Nicolas Lobo Featured in Artnet
In New York, London, and Berlin, artists frequently shell out big bucks for small studio spaces in rapidly gentrifying neighborhoods they’ll soon be priced out of. In Miami, artist Nicolas Lobo has found a creative solution to this problem—he’s been working out of a borrowed swimming pool.
For The Leisure Pit, a site-specific installation of mixed-media sculptures, which just opened at the Perez Art Museum Miami (PAMM), Lobo has created almost every work within the still blue-green watery confines of a local swimming pool that he’s temporarily converted into a place of artmaking.
“One of the main themes that came up during this project was the labor/leisure division of time,” Lobo told artnet News via email about why he decided to work in a swimming pool. “It’s this working class thing but I think it’s one of the main themes pushing Miami along as a city right now. There is very little labor here that is not in some way connected to the leisure industry…[it’s] a resort town that means business.”
Personal pools are a symbol of upper class luxury and by turning one into a site for production, Lobo hopes to highlight the oft-overlooked connection between private leisure activities and the demands they make on public infrastructure systems. Simultaneously pulling on threads as seemingly disparate as drug culture and Greek mythology, the project explores the various dichotomies that define modern day Miami—labor and leisure, production and consumption, kitsch and extreme luxury.
Lobo, who was born in Los Angeles and earned his BFA from Cooper Union in 2004, is known for process-oriented sculptures and installations made with unusual materials. A recent solo show at Miami’s Gallery Diet called “Bad Soda/Soft Drunk” featured abstract works made using Napalm and a banned Swedish soft drink called Nexcite, which is rumored to boost sexual desire. Lobo was introduced to the elixir when he stumbled upon an abandoned warehouse full of it while checking out possible exhibition spaces in Miami’s Opa-Locka neighborhood.
“Nick’s practice really revolves around him identifying sites of interest within the urban landscape and then importing the kind of materials or processes that are really indigenous to that site,” said curator Rene Morales in a phone call, “and then just drawing from it everything that he can.” Morales has been following Lobo’s career for about nine years and describes him as “one of the most interesting artists in town, and someone who can also really contribute to international conversations.”
To create the array of large sculptures that comprise the installation, Lobo submerged several molds filled with powdered concrete, allowing the weight of the water to solidify them over time. Lobo has described his process as “experimental,” meaning that there are variations between the sculptures, and some were inevitably born out of mistakes.

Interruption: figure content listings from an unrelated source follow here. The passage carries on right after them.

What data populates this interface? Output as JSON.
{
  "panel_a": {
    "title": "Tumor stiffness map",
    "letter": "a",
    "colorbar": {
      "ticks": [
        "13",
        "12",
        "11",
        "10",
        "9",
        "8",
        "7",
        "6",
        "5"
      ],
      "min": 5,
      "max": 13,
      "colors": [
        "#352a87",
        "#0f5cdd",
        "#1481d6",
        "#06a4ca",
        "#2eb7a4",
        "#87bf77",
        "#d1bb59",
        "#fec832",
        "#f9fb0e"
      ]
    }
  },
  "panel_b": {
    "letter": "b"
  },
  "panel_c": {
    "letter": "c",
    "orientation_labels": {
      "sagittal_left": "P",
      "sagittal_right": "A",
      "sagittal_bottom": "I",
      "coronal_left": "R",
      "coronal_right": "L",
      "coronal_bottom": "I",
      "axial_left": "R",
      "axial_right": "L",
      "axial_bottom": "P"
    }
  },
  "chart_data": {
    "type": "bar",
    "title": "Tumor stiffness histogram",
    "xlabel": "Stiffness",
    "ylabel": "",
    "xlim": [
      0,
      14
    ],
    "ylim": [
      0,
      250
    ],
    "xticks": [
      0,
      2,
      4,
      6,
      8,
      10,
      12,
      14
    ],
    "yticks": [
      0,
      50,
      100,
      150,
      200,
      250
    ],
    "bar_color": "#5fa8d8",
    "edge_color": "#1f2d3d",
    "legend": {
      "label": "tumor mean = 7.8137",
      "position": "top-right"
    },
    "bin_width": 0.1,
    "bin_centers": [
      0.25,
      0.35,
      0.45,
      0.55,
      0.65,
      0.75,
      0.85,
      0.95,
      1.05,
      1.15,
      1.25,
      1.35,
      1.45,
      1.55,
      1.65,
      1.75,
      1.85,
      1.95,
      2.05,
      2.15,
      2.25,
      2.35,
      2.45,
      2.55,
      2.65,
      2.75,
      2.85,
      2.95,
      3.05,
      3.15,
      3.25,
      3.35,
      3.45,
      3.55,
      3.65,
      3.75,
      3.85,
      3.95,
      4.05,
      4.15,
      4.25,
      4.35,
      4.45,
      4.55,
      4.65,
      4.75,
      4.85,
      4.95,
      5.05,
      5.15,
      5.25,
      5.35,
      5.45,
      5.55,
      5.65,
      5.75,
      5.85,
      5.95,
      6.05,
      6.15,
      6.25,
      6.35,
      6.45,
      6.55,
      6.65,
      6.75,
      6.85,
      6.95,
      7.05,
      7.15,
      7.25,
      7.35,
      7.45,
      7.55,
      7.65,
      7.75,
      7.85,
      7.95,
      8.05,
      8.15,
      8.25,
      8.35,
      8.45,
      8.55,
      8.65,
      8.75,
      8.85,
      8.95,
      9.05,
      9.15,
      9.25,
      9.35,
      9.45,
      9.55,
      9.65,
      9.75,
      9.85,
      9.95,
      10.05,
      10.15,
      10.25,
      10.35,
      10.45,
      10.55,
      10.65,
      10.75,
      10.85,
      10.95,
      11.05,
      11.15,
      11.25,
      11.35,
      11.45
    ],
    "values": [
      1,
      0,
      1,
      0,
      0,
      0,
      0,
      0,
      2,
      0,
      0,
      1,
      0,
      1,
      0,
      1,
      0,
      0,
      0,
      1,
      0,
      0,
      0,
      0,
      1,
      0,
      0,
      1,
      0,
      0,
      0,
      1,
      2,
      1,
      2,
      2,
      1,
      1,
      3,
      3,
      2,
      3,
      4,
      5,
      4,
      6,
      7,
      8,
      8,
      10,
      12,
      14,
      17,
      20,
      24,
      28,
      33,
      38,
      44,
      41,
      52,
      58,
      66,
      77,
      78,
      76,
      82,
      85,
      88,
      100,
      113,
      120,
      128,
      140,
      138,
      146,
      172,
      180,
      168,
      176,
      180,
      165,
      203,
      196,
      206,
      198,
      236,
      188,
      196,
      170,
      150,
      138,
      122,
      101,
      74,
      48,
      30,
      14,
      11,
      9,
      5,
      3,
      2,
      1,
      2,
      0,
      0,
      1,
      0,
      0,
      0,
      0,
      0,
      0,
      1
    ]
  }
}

“One of the more memorable failures involved a pound of aluminum powder, 80 pounds of concrete, and some concentrated pool chemicals,” Lobo recalled. “The idea was to make a metallic storm drain ring with lots of air bubbles. I knew there would be a reaction, which I wanted, but it got a little out of control and it ended as a giant boiling blob of hot metallic goo all over the pool deck.”
Luckily, Lobo was working in a pool loaned to him by a couple of very generous and tolerant friends who he referred to only as “Nina and Dan.” “Their pool is kind of weird because it’s this glass-tiled, Titanic-themed thing that came with the house,” Lobo said. “They are planning to renovate it at some point so any accidental destruction was not going to be that big of a deal.”

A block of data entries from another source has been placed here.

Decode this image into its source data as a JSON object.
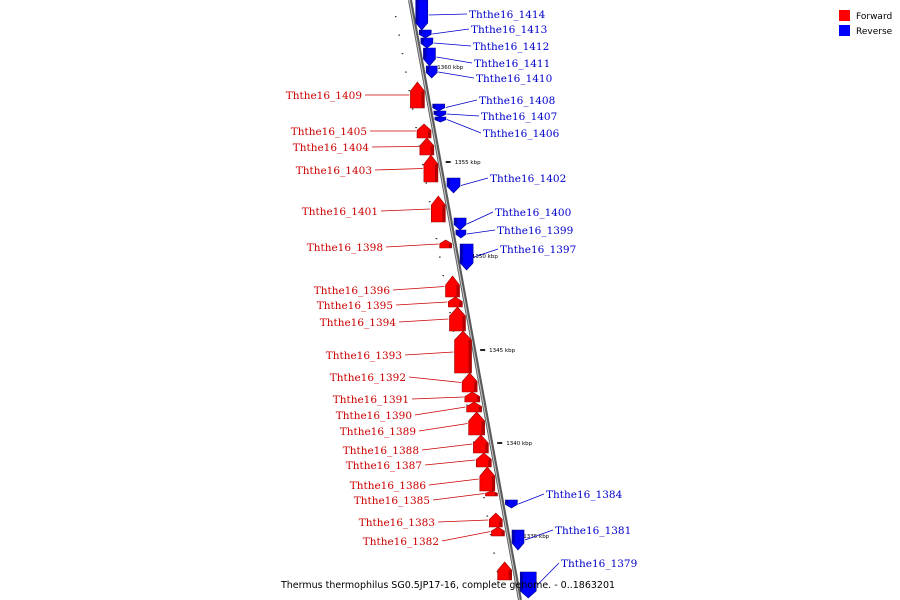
{
  "caption": "Thermus thermophilus SG0.5JP17-16, complete genome. - 0..1863201",
  "legend": {
    "forward": {
      "label": "Forward",
      "color": "#ff0000"
    },
    "reverse": {
      "label": "Reverse",
      "color": "#0000ff"
    }
  },
  "colors": {
    "axis": "#808080",
    "forward": "#ff0000",
    "reverse": "#0000ff",
    "forward_label": "#cc0000",
    "reverse_label": "#0000cc"
  },
  "ticks": [
    "1360 kbp",
    "1355 kbp",
    "1350 kbp",
    "1345 kbp",
    "1340 kbp",
    "1335 kbp"
  ],
  "genes_forward": [
    "Ththe16_1409",
    "Ththe16_1405",
    "Ththe16_1404",
    "Ththe16_1403",
    "Ththe16_1401",
    "Ththe16_1398",
    "Ththe16_1396",
    "Ththe16_1395",
    "Ththe16_1394",
    "Ththe16_1393",
    "Ththe16_1392",
    "Ththe16_1391",
    "Ththe16_1390",
    "Ththe16_1389",
    "Ththe16_1388",
    "Ththe16_1387",
    "Ththe16_1386",
    "Ththe16_1385",
    "Ththe16_1383",
    "Ththe16_1382"
  ],
  "genes_reverse": [
    "Ththe16_1414",
    "Ththe16_1413",
    "Ththe16_1412",
    "Ththe16_1411",
    "Ththe16_1410",
    "Ththe16_1408",
    "Ththe16_1407",
    "Ththe16_1406",
    "Ththe16_1402",
    "Ththe16_1400",
    "Ththe16_1399",
    "Ththe16_1397",
    "Ththe16_1384",
    "Ththe16_1381",
    "Ththe16_1379"
  ]
}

The final product is a series of large, ring-shaped modules cast from the storm drains that exist at the bottom of all swimming pools—a reference to the city’s concerns regarding rising ocean levels, which threaten the very foundation—a porous rock called oolite—that the city is built on.
“Miami is a slowly drowning city,” Morales lamented. “It has an expiration date.”

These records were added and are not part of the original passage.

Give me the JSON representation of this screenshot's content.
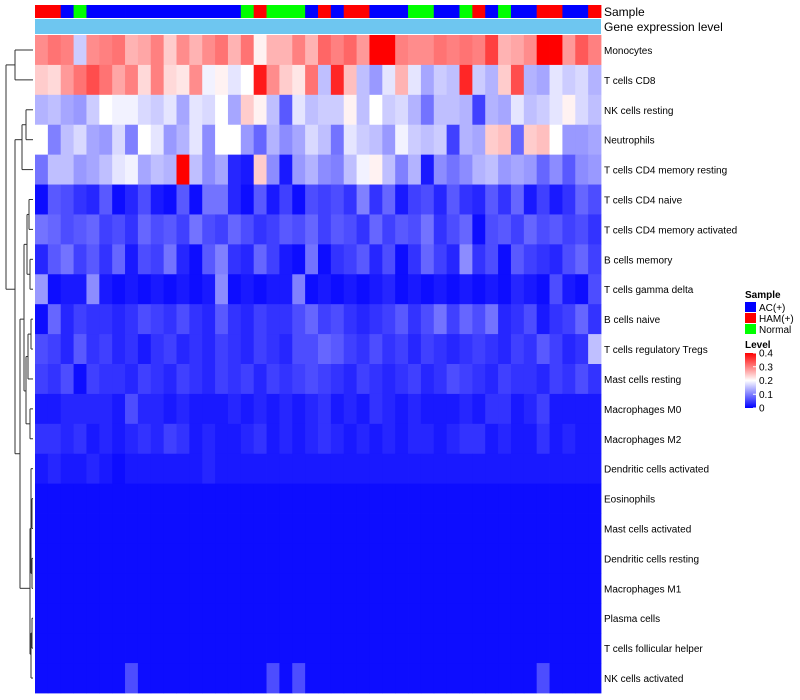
{
  "chart_data": {
    "type": "heatmap",
    "title": "",
    "annotation_tracks": [
      "Sample",
      "Gene expression level"
    ],
    "samples": [
      "HAM(+)",
      "HAM(+)",
      "AC(+)",
      "Normal",
      "AC(+)",
      "AC(+)",
      "AC(+)",
      "AC(+)",
      "AC(+)",
      "AC(+)",
      "AC(+)",
      "AC(+)",
      "AC(+)",
      "AC(+)",
      "AC(+)",
      "AC(+)",
      "Normal",
      "HAM(+)",
      "Normal",
      "Normal",
      "Normal",
      "AC(+)",
      "HAM(+)",
      "AC(+)",
      "HAM(+)",
      "HAM(+)",
      "AC(+)",
      "AC(+)",
      "AC(+)",
      "Normal",
      "Normal",
      "AC(+)",
      "AC(+)",
      "Normal",
      "HAM(+)",
      "AC(+)",
      "Normal",
      "AC(+)",
      "AC(+)",
      "HAM(+)",
      "HAM(+)",
      "AC(+)",
      "AC(+)",
      "HAM(+)"
    ],
    "rows": [
      "Monocytes",
      "T cells CD8",
      "NK cells resting",
      "Neutrophils",
      "T cells CD4 memory resting",
      "T cells CD4 naive",
      "T cells CD4 memory activated",
      "B cells memory",
      "T cells gamma delta",
      "B cells naive",
      "T cells regulatory  Tregs",
      "Mast cells resting",
      "Macrophages M0",
      "Macrophages M2",
      "Dendritic cells activated",
      "Eosinophils",
      "Mast cells activated",
      "Dendritic cells resting",
      "Macrophages M1",
      "Plasma cells",
      "T cells follicular helper",
      "NK cells activated"
    ],
    "values": [
      [
        0.29,
        0.31,
        0.3,
        0.16,
        0.29,
        0.3,
        0.31,
        0.26,
        0.27,
        0.3,
        0.24,
        0.29,
        0.26,
        0.29,
        0.31,
        0.26,
        0.31,
        0.21,
        0.26,
        0.26,
        0.3,
        0.26,
        0.32,
        0.3,
        0.32,
        0.28,
        0.4,
        0.4,
        0.3,
        0.29,
        0.29,
        0.31,
        0.3,
        0.31,
        0.3,
        0.35,
        0.26,
        0.27,
        0.29,
        0.4,
        0.4,
        0.28,
        0.33,
        0.3
      ],
      [
        0.24,
        0.23,
        0.28,
        0.31,
        0.34,
        0.31,
        0.27,
        0.3,
        0.23,
        0.3,
        0.23,
        0.22,
        0.29,
        0.19,
        0.21,
        0.18,
        0.2,
        0.38,
        0.29,
        0.24,
        0.22,
        0.31,
        0.15,
        0.37,
        0.25,
        0.15,
        0.12,
        0.18,
        0.26,
        0.18,
        0.13,
        0.16,
        0.15,
        0.37,
        0.16,
        0.14,
        0.24,
        0.34,
        0.14,
        0.13,
        0.18,
        0.16,
        0.17,
        0.14
      ],
      [
        0.14,
        0.15,
        0.13,
        0.12,
        0.16,
        0.2,
        0.19,
        0.19,
        0.17,
        0.16,
        0.18,
        0.13,
        0.18,
        0.17,
        0.2,
        0.13,
        0.24,
        0.21,
        0.15,
        0.07,
        0.18,
        0.15,
        0.16,
        0.16,
        0.21,
        0.15,
        0.2,
        0.16,
        0.17,
        0.14,
        0.09,
        0.15,
        0.15,
        0.14,
        0.05,
        0.14,
        0.13,
        0.18,
        0.15,
        0.16,
        0.18,
        0.21,
        0.17,
        0.15
      ],
      [
        0.2,
        0.1,
        0.15,
        0.17,
        0.13,
        0.12,
        0.17,
        0.1,
        0.2,
        0.18,
        0.12,
        0.14,
        0.18,
        0.11,
        0.2,
        0.2,
        0.12,
        0.08,
        0.14,
        0.11,
        0.13,
        0.17,
        0.15,
        0.09,
        0.18,
        0.16,
        0.15,
        0.12,
        0.19,
        0.16,
        0.15,
        0.16,
        0.05,
        0.14,
        0.13,
        0.24,
        0.25,
        0.08,
        0.24,
        0.25,
        0.2,
        0.12,
        0.12,
        0.13
      ],
      [
        0.09,
        0.15,
        0.15,
        0.12,
        0.13,
        0.15,
        0.18,
        0.19,
        0.13,
        0.15,
        0.14,
        0.4,
        0.15,
        0.11,
        0.13,
        0.03,
        0.02,
        0.24,
        0.11,
        0.02,
        0.12,
        0.14,
        0.11,
        0.1,
        0.15,
        0.19,
        0.21,
        0.15,
        0.1,
        0.14,
        0.02,
        0.11,
        0.09,
        0.11,
        0.14,
        0.15,
        0.12,
        0.13,
        0.12,
        0.08,
        0.11,
        0.07,
        0.11,
        0.12
      ],
      [
        0.01,
        0.07,
        0.06,
        0.04,
        0.03,
        0.07,
        0.01,
        0.03,
        0.06,
        0.02,
        0.01,
        0.07,
        0.01,
        0.09,
        0.09,
        0.03,
        0.01,
        0.07,
        0.02,
        0.05,
        0.01,
        0.06,
        0.05,
        0.06,
        0.04,
        0.1,
        0.04,
        0.08,
        0.02,
        0.05,
        0.06,
        0.03,
        0.07,
        0.04,
        0.03,
        0.07,
        0.04,
        0.08,
        0.02,
        0.05,
        0.02,
        0.04,
        0.08,
        0.06
      ],
      [
        0.09,
        0.08,
        0.06,
        0.07,
        0.08,
        0.05,
        0.06,
        0.04,
        0.08,
        0.06,
        0.07,
        0.05,
        0.09,
        0.06,
        0.05,
        0.08,
        0.06,
        0.04,
        0.05,
        0.07,
        0.06,
        0.08,
        0.05,
        0.07,
        0.06,
        0.04,
        0.08,
        0.05,
        0.07,
        0.06,
        0.09,
        0.04,
        0.06,
        0.08,
        0.01,
        0.06,
        0.07,
        0.05,
        0.08,
        0.06,
        0.07,
        0.05,
        0.06,
        0.04
      ],
      [
        0.03,
        0.07,
        0.09,
        0.05,
        0.07,
        0.04,
        0.08,
        0.02,
        0.06,
        0.05,
        0.09,
        0.03,
        0.01,
        0.07,
        0.1,
        0.04,
        0.03,
        0.08,
        0.05,
        0.02,
        0.01,
        0.09,
        0.01,
        0.04,
        0.05,
        0.07,
        0.03,
        0.06,
        0.01,
        0.04,
        0.08,
        0.05,
        0.03,
        0.11,
        0.04,
        0.06,
        0.01,
        0.07,
        0.05,
        0.04,
        0.03,
        0.06,
        0.08,
        0.05
      ],
      [
        0.12,
        0.01,
        0.02,
        0.02,
        0.11,
        0.02,
        0.01,
        0.02,
        0.01,
        0.02,
        0.01,
        0.02,
        0.01,
        0.02,
        0.11,
        0.01,
        0.02,
        0.01,
        0.02,
        0.02,
        0.1,
        0.01,
        0.02,
        0.01,
        0.02,
        0.01,
        0.02,
        0.03,
        0.01,
        0.02,
        0.01,
        0.02,
        0.01,
        0.02,
        0.01,
        0.02,
        0.01,
        0.03,
        0.02,
        0.01,
        0.06,
        0.02,
        0.01,
        0.06
      ],
      [
        0.01,
        0.08,
        0.03,
        0.05,
        0.04,
        0.04,
        0.03,
        0.04,
        0.06,
        0.05,
        0.04,
        0.06,
        0.04,
        0.03,
        0.07,
        0.04,
        0.03,
        0.05,
        0.04,
        0.04,
        0.06,
        0.08,
        0.05,
        0.06,
        0.04,
        0.03,
        0.04,
        0.05,
        0.07,
        0.04,
        0.06,
        0.09,
        0.05,
        0.08,
        0.06,
        0.09,
        0.03,
        0.04,
        0.06,
        0.02,
        0.04,
        0.05,
        0.08,
        0.04
      ],
      [
        0.06,
        0.05,
        0.03,
        0.07,
        0.04,
        0.05,
        0.03,
        0.04,
        0.02,
        0.04,
        0.05,
        0.03,
        0.04,
        0.03,
        0.05,
        0.04,
        0.03,
        0.05,
        0.04,
        0.03,
        0.06,
        0.06,
        0.08,
        0.07,
        0.05,
        0.04,
        0.06,
        0.04,
        0.05,
        0.03,
        0.05,
        0.04,
        0.03,
        0.04,
        0.05,
        0.04,
        0.03,
        0.05,
        0.04,
        0.07,
        0.05,
        0.03,
        0.04,
        0.15
      ],
      [
        0.05,
        0.04,
        0.06,
        0.01,
        0.05,
        0.04,
        0.04,
        0.03,
        0.05,
        0.04,
        0.03,
        0.05,
        0.04,
        0.03,
        0.05,
        0.04,
        0.05,
        0.03,
        0.05,
        0.04,
        0.05,
        0.06,
        0.05,
        0.04,
        0.03,
        0.05,
        0.04,
        0.03,
        0.04,
        0.05,
        0.03,
        0.04,
        0.06,
        0.05,
        0.04,
        0.03,
        0.05,
        0.04,
        0.04,
        0.03,
        0.05,
        0.04,
        0.06,
        0.04
      ],
      [
        0.02,
        0.02,
        0.03,
        0.03,
        0.03,
        0.03,
        0.02,
        0.06,
        0.03,
        0.03,
        0.02,
        0.03,
        0.02,
        0.02,
        0.02,
        0.03,
        0.02,
        0.03,
        0.02,
        0.03,
        0.02,
        0.03,
        0.04,
        0.02,
        0.03,
        0.02,
        0.04,
        0.03,
        0.02,
        0.03,
        0.02,
        0.02,
        0.02,
        0.03,
        0.02,
        0.04,
        0.04,
        0.02,
        0.03,
        0.05,
        0.02,
        0.02,
        0.02,
        0.02
      ],
      [
        0.04,
        0.04,
        0.03,
        0.04,
        0.02,
        0.03,
        0.02,
        0.03,
        0.04,
        0.03,
        0.05,
        0.04,
        0.02,
        0.03,
        0.02,
        0.02,
        0.03,
        0.04,
        0.02,
        0.03,
        0.02,
        0.03,
        0.04,
        0.03,
        0.02,
        0.03,
        0.02,
        0.03,
        0.02,
        0.03,
        0.03,
        0.02,
        0.03,
        0.04,
        0.04,
        0.02,
        0.03,
        0.02,
        0.02,
        0.04,
        0.02,
        0.03,
        0.02,
        0.02
      ],
      [
        0.02,
        0.03,
        0.02,
        0.02,
        0.03,
        0.02,
        0.01,
        0.02,
        0.02,
        0.02,
        0.02,
        0.02,
        0.02,
        0.03,
        0.02,
        0.02,
        0.02,
        0.02,
        0.02,
        0.02,
        0.02,
        0.02,
        0.02,
        0.02,
        0.02,
        0.02,
        0.02,
        0.02,
        0.02,
        0.02,
        0.02,
        0.02,
        0.02,
        0.02,
        0.02,
        0.02,
        0.02,
        0.02,
        0.02,
        0.02,
        0.02,
        0.02,
        0.02,
        0.02
      ],
      [
        0.01,
        0.01,
        0.01,
        0.01,
        0.01,
        0.01,
        0.01,
        0.01,
        0.01,
        0.01,
        0.01,
        0.01,
        0.01,
        0.01,
        0.01,
        0.01,
        0.01,
        0.01,
        0.01,
        0.01,
        0.01,
        0.01,
        0.01,
        0.01,
        0.01,
        0.01,
        0.01,
        0.01,
        0.01,
        0.01,
        0.01,
        0.01,
        0.01,
        0.01,
        0.01,
        0.01,
        0.01,
        0.01,
        0.01,
        0.01,
        0.01,
        0.01,
        0.01,
        0.01
      ],
      [
        0.01,
        0.01,
        0.01,
        0.01,
        0.01,
        0.01,
        0.01,
        0.01,
        0.01,
        0.01,
        0.01,
        0.01,
        0.01,
        0.01,
        0.01,
        0.01,
        0.01,
        0.01,
        0.01,
        0.01,
        0.01,
        0.01,
        0.01,
        0.01,
        0.01,
        0.01,
        0.01,
        0.01,
        0.01,
        0.01,
        0.01,
        0.01,
        0.01,
        0.01,
        0.01,
        0.01,
        0.01,
        0.01,
        0.01,
        0.01,
        0.01,
        0.01,
        0.01,
        0.01
      ],
      [
        0.01,
        0.01,
        0.01,
        0.01,
        0.01,
        0.01,
        0.01,
        0.01,
        0.01,
        0.01,
        0.01,
        0.01,
        0.01,
        0.01,
        0.01,
        0.01,
        0.01,
        0.01,
        0.01,
        0.01,
        0.01,
        0.01,
        0.01,
        0.01,
        0.01,
        0.01,
        0.01,
        0.01,
        0.01,
        0.01,
        0.01,
        0.01,
        0.01,
        0.01,
        0.01,
        0.01,
        0.01,
        0.01,
        0.01,
        0.01,
        0.01,
        0.01,
        0.01,
        0.01
      ],
      [
        0.01,
        0.01,
        0.01,
        0.01,
        0.01,
        0.01,
        0.01,
        0.01,
        0.01,
        0.01,
        0.01,
        0.01,
        0.01,
        0.01,
        0.01,
        0.01,
        0.01,
        0.01,
        0.01,
        0.01,
        0.01,
        0.01,
        0.01,
        0.01,
        0.01,
        0.01,
        0.01,
        0.01,
        0.01,
        0.01,
        0.01,
        0.01,
        0.01,
        0.01,
        0.01,
        0.01,
        0.01,
        0.01,
        0.01,
        0.01,
        0.01,
        0.01,
        0.01,
        0.01
      ],
      [
        0.01,
        0.01,
        0.01,
        0.01,
        0.01,
        0.01,
        0.01,
        0.01,
        0.01,
        0.01,
        0.01,
        0.01,
        0.01,
        0.01,
        0.01,
        0.01,
        0.01,
        0.01,
        0.01,
        0.01,
        0.01,
        0.01,
        0.01,
        0.01,
        0.01,
        0.01,
        0.01,
        0.01,
        0.01,
        0.01,
        0.01,
        0.01,
        0.01,
        0.01,
        0.01,
        0.01,
        0.01,
        0.01,
        0.01,
        0.01,
        0.01,
        0.01,
        0.01,
        0.01
      ],
      [
        0.01,
        0.01,
        0.01,
        0.01,
        0.01,
        0.01,
        0.01,
        0.01,
        0.01,
        0.01,
        0.01,
        0.01,
        0.01,
        0.01,
        0.01,
        0.01,
        0.01,
        0.01,
        0.01,
        0.01,
        0.01,
        0.01,
        0.01,
        0.01,
        0.01,
        0.01,
        0.01,
        0.01,
        0.01,
        0.01,
        0.01,
        0.01,
        0.01,
        0.01,
        0.01,
        0.01,
        0.01,
        0.01,
        0.01,
        0.01,
        0.01,
        0.01,
        0.01,
        0.01
      ],
      [
        0.01,
        0.01,
        0.01,
        0.01,
        0.01,
        0.01,
        0.01,
        0.06,
        0.01,
        0.01,
        0.01,
        0.01,
        0.01,
        0.01,
        0.01,
        0.01,
        0.01,
        0.01,
        0.06,
        0.01,
        0.06,
        0.01,
        0.01,
        0.01,
        0.01,
        0.01,
        0.01,
        0.01,
        0.01,
        0.01,
        0.01,
        0.01,
        0.01,
        0.01,
        0.01,
        0.01,
        0.01,
        0.01,
        0.01,
        0.06,
        0.01,
        0.01,
        0.01,
        0.01
      ]
    ],
    "legend_sample": {
      "title": "Sample",
      "entries": [
        {
          "label": "AC(+)",
          "color": "#0000ff"
        },
        {
          "label": "HAM(+)",
          "color": "#ff0000"
        },
        {
          "label": "Normal",
          "color": "#00ff00"
        }
      ]
    },
    "legend_level": {
      "title": "Level",
      "ticks": [
        "0.4",
        "0.3",
        "0.2",
        "0.1",
        "0"
      ],
      "tick_values": [
        0.4,
        0.3,
        0.2,
        0.1,
        0
      ],
      "range": [
        0,
        0.4
      ],
      "colors": {
        "low": "#0000ff",
        "mid": "#ffffff",
        "high": "#ff0000"
      }
    },
    "track_colors": {
      "gene_expression_level": "#6ec6f0"
    }
  }
}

The other major sculptural elements are the round, pill-like tabletsstamped with a Medusa-headed Versace logo, a reference to a legendary local strain of the club drug Ecstasy.
“I really like the idea of throwing a giant pill into a pool to dissolve,” said Lobo. “The whole ecstasy thing is an all-over sensual body experience which I think the pool provides as well, although from the outside-in rather than inside-out as in the case of ecstasy.”
“I thought [the reference] might be slightly too heavy but nobody who comes in cold to see the piece has picked up on the Ecstasy thing yet so I’m feeling like it’s kind of latent actually,” he continued. “What I was interested in really was Medusa, the mutable way in which images of her have traveled through time. The Medusa object is many things at once besides acting as the mold for the storm drain rings. It’s a piece of poolside statuary, it’s the Versace logo which has a very prominent history in Miami, a famous ecstasy pill stamp, and a reference to the Roman interpretation of Greek sculpture, all in one object.”
For a touch of Floridian good measure, plastic flip-flops emblazoned with kitschy palm trees are affixed to several of the sculptures. Hung on the gallery walls, there will be a set of carbon fiber panels made from t-shirts that have been treated with pool chemicals and compressed using a pool pump.